# Netbook Displayschaden, Versicherung!



## majorguns (30. März 2010)

Hallo,
habe da mal ein paar Fragen....
Also, letzte Woche habe ich ein Netbook mit in die Lehrwerkstatt genommen, weil wir dort eine Powerpoint Präsentation ausarbeiten sollten.
Habe damit gearbeitet, als ein Kollege mir plötzlich etwas zuwerfen wollte, was dann aber unglücklicherweise gegen den Bildschirm gekommen ist und ihn kaputt gemacht hat.

Nun wollen wir den Schaden über seine Haftpflichtversicherung regulieren lassen, allerdings weiß ich jetzt nicht genau was ich machen muss.
War heute schon im Computerladen aber die konnten mir auch nicht weiterhelfen.
Muss ich jetzt das netbook an den Hersteller einsenden und es reparieren lassen und die Rechnung dann an seine Versicherung weiterleiten oder wie geht das?
Wäre schön wenn ihr mir da helfen könntet
MfG MajorGuns


----------



## Ezio (30. März 2010)

Es ist sehr unwahrscheinlich, dass die Versicherung beim Displayschaden etwas zahlt. Habe ich auch schon (erfolglos) probiert.


----------



## majorguns (30. März 2010)

Sicher? Es war doch ein Unfall, dafür ist eine Haftpflichtversicherung doch eigentlich da?


----------



## lazy (30. März 2010)

Meine ich auch, wie sieht das mit der Versicherung vom Betrieb aus? Normalerweise ist der Betrieb doch auch versichert oder? 

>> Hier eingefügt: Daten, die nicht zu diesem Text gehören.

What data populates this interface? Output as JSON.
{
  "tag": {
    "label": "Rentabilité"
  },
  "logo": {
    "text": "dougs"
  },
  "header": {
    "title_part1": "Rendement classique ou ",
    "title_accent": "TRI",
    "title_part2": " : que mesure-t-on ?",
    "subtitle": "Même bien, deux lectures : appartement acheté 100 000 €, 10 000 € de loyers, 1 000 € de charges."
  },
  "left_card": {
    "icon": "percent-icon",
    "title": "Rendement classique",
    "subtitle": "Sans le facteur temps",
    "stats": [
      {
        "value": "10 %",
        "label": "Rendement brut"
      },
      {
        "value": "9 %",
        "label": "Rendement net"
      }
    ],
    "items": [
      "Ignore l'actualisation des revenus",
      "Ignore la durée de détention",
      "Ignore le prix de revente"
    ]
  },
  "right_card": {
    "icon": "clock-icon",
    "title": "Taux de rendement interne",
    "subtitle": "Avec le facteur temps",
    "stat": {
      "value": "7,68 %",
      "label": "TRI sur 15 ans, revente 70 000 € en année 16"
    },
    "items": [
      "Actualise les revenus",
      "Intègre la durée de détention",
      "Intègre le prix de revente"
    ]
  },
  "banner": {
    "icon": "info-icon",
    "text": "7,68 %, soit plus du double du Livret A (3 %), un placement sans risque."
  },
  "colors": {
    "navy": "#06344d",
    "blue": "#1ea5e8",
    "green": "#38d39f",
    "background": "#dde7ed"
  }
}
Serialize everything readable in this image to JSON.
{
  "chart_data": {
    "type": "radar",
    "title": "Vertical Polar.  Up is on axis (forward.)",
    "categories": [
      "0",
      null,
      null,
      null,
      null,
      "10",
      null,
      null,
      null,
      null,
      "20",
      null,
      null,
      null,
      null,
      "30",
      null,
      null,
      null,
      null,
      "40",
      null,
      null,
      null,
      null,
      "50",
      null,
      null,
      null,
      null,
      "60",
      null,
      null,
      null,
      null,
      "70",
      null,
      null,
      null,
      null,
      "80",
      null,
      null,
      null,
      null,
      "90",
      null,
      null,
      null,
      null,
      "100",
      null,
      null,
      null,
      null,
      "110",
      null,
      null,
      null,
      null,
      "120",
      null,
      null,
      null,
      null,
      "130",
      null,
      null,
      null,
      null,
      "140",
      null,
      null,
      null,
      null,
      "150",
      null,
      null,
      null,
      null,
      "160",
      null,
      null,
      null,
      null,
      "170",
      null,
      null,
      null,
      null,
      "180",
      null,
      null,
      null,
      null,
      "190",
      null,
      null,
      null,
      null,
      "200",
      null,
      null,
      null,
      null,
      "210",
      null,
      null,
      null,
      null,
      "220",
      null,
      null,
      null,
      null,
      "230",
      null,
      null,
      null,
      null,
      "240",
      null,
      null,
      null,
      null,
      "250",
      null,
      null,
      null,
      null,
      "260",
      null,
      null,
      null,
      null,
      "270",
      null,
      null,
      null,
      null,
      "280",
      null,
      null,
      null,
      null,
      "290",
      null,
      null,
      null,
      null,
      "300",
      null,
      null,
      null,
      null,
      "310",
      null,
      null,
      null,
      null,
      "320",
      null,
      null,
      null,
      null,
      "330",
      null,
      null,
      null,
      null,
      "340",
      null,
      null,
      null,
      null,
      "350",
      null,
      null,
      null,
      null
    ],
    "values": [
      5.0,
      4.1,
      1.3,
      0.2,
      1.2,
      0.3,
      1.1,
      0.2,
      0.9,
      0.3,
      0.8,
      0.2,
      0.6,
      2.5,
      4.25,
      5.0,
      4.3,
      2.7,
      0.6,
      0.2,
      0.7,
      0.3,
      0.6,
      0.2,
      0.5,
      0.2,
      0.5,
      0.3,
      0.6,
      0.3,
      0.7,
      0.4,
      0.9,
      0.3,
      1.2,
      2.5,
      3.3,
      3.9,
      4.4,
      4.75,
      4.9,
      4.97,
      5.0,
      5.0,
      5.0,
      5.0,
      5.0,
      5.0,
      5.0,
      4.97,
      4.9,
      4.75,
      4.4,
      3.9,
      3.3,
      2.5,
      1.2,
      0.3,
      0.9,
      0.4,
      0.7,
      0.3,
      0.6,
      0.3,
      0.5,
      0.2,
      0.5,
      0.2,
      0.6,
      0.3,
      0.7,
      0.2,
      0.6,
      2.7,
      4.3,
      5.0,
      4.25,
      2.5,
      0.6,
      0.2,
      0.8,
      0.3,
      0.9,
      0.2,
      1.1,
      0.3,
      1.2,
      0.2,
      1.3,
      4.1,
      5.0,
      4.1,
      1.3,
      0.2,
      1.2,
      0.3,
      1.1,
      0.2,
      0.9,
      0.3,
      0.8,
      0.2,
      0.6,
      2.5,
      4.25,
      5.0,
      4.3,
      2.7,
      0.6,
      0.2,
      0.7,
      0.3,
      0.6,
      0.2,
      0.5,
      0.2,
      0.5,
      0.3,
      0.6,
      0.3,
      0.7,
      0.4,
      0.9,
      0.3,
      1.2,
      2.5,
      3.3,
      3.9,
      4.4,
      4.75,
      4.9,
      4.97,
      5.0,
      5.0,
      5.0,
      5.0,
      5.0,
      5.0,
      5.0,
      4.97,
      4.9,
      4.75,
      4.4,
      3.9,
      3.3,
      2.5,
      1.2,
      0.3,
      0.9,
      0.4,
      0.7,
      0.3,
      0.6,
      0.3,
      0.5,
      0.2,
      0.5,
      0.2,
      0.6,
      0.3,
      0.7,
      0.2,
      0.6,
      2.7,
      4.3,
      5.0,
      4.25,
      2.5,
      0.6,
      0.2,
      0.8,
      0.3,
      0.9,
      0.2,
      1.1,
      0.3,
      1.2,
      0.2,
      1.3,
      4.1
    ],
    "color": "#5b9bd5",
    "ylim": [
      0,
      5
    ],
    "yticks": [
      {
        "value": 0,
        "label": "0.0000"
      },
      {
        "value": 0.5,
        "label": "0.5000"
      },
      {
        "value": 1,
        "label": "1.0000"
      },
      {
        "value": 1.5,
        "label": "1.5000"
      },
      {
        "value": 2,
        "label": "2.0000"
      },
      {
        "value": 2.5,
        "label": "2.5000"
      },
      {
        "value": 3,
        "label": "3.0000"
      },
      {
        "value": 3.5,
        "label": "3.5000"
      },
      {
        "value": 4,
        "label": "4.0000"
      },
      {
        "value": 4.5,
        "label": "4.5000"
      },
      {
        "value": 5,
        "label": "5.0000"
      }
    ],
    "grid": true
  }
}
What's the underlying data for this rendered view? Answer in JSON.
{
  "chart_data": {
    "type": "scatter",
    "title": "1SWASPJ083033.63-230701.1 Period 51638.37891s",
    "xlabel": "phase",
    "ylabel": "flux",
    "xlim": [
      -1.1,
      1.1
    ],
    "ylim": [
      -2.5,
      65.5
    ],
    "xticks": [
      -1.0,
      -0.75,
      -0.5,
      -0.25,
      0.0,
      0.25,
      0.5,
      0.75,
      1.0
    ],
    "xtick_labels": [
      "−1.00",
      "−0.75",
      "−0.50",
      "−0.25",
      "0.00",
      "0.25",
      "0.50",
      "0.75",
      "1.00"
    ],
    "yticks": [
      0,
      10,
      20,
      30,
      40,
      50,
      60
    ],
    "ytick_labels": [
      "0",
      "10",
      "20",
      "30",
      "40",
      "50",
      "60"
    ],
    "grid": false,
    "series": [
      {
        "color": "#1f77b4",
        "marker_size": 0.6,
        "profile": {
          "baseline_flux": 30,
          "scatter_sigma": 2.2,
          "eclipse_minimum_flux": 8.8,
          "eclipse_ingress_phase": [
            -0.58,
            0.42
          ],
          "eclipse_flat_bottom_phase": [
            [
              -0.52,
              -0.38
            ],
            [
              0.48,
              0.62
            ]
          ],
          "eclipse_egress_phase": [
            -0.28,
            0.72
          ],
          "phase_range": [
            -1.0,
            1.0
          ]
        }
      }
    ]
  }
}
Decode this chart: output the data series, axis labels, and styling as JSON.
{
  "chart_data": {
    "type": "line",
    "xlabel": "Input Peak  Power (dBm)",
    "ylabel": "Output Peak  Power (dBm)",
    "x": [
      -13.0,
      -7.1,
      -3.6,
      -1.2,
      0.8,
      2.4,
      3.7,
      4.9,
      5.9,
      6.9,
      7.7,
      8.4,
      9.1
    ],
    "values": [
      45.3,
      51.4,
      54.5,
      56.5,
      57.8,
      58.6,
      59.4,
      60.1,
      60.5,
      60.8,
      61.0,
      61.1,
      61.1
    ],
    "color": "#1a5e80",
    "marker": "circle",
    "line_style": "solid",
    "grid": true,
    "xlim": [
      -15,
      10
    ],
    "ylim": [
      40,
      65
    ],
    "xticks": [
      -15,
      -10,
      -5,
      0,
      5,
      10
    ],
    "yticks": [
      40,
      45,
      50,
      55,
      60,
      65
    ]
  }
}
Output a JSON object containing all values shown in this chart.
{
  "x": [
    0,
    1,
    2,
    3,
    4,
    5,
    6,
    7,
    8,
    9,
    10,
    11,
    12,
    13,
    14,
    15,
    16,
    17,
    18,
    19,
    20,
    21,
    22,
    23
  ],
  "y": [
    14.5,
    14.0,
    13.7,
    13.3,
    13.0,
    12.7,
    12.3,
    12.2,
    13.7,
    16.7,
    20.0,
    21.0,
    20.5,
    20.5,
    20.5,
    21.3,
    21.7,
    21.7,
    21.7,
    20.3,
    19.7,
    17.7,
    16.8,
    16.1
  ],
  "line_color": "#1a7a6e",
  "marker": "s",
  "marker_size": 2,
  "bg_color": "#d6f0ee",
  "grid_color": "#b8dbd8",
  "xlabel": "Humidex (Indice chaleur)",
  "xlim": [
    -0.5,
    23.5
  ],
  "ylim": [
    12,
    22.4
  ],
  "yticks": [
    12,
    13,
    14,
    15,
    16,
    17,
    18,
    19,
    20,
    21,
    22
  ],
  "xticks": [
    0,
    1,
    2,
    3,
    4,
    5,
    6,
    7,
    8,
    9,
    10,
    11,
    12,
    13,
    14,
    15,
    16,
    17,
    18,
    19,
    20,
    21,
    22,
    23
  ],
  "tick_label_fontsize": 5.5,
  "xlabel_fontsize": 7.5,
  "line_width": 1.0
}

Mhhm, frage doch mal beim Hersteller nach was ein Displaytausch kostet. Imo wird ein neues Netbook billiger sein als der Tausch vom Bildschirm.


----------



## pixelflair (30. März 2010)

Ezio schrieb:


> Es ist sehr unwahrscheinlich, dass die Versicherung beim Displayschaden etwas zahlt. Habe ich auch schon (erfolglos) probiert.




mir is bei meinem samsung nc10   meine kamera drauf gefallen -> display schaden  

versicherung hat übernommen... natürlich gesagt dass es wer anders war 


und neues display  um die 100€ 

normalerweiße brauchste danach nix mehr, tauschen kannste selbst mit bissel fachwissen und keinen 2 linken händen


----------



## majorguns (30. März 2010)

Danke schonmal für eure antworten, jetzt müsste ich nur noch wissen wie genau ich das mit der Versicherung regeln muss, kann ich es einfach reparieren lassen und die Versicherung dann an die Versicherung geben oder muss ich vorher noch irgendwas machen???
MfG


----------



## nfsgame (30. März 2010)

Ich würde vorher beid er Versicherung anfragen, bzw deinen Kumpel anfragen lassen. Die werden die dann sagen was weiter passiert .


----------



## Herbboy (30. März 2010)

Schildere ds einfach, gib evlt. noch Leute an, die das beobachtet haben - mehr als ablehnen können die das nicht. Es muss nur wahrheitsgemäß sein, denn die Versicherungen können durchaus nachvollziehen, ob es wirklich so gewesen sein kann oder nicht.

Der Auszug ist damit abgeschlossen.